Gawker yesterday posted the above picture of two men, taken at an anti-abortion rally on the anniversary of Roe v. Wade. As the post's author, Brian Moylan, snarks: "Grown men dressed as George Washington and Captain America are the last people who should be telling women what to do with their bodies." I agree with the sentiment, but I just want to make a note about who those folks are.
George Washington is actually James Renwick Manship who lives in Virginia and has written books about our first president. Captain America is a man from Fort Washington, Maryland, named James Griffin. The two met at an early Tea Party rally and see each other often at these gatherings. Manship participates out of a healthy desire to self-promote, and, from what I could tell from talking to him, Griffin really believes the Tea Party rhetoric. My notes don't hint at Griffin's occupation, but I have written down that Manship believes him to be a former Marine. Griffin believes that Obama is socialist, and wants to restore a love of God and country.

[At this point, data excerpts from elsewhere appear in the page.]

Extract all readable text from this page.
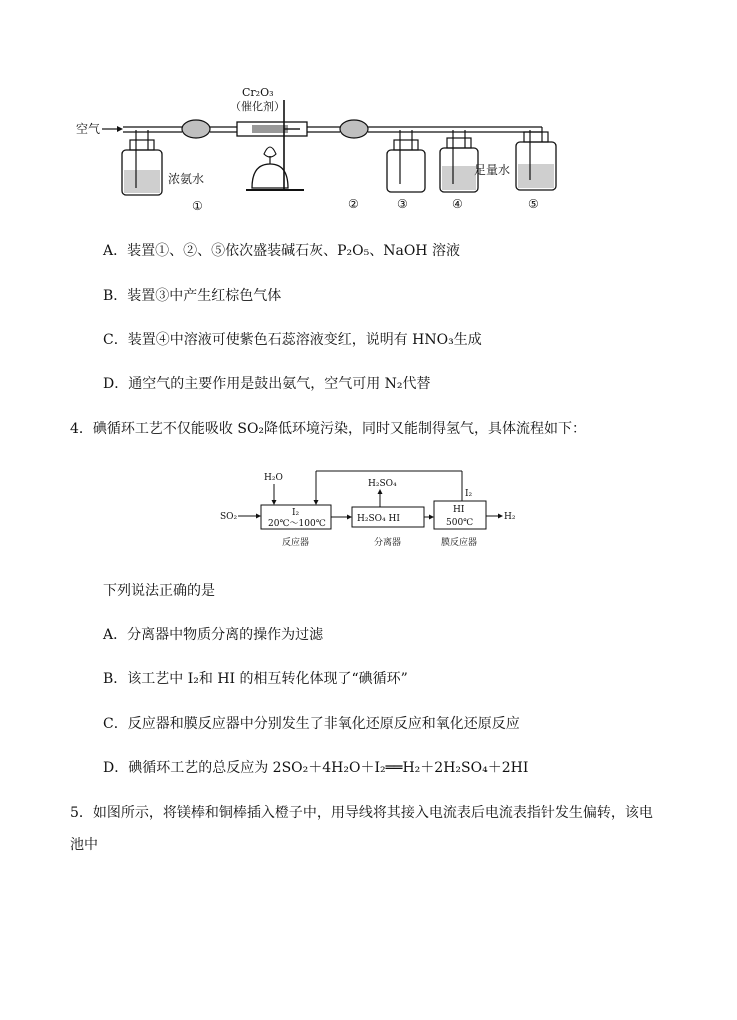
空气
浓氨水
Cr₂O₃
（催化剂）
足量水
①	②	③	④	⑤
A．装置①、②、⑤依次盛装碱石灰、P₂O₅、NaOH 溶液
B．装置③中产生红棕色气体
C．装置④中溶液可使紫色石蕊溶液变红，说明有 HNO₃生成
D．通空气的主要作用是鼓出氨气，空气可用 N₂代替
4．碘循环工艺不仅能吸收 SO₂降低环境污染，同时又能制得氢气，具体流程如下：
SO₂
H₂O
I₂
20℃～100℃
反应器
H₂SO₄ HI
分离器
H₂SO₄
HI
500℃
膜反应器
I₂
H₂
下列说法正确的是
A．分离器中物质分离的操作为过滤
B．该工艺中 I₂和 HI 的相互转化体现了“碘循环”
C．反应器和膜反应器中分别发生了非氧化还原反应和氧化还原反应
D．碘循环工艺的总反应为 2SO₂＋4H₂O＋I₂══H₂＋2H₂SO₄＋2HI
5．如图所示，将镁棒和铜棒插入橙子中，用导线将其接入电流表后电流表指针发生偏转，该电
池中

I bring this up because, though these men are everywhere, you don't often see pictures of them from Tea Party rallies. They are out of step with the majority of those who come sans patriotic costume, and a young Tea-Partier at an election-night event complained to me that she felt some members of the press were talking to them out of a desire to tell the flashiest, silliest, story. I largely agreed with her. It might be a tempting target, but there's nothing about making fun of those men that tells us anything about their politics, or ours. I know women who don't support abortion in any circumstances, even if the life of the mother is at stake, because they would gladly give their life to have a baby and feel every other woman should, too. That's the size of the rift between us, and it has nothing to do with a man trying to sell his George Washington books.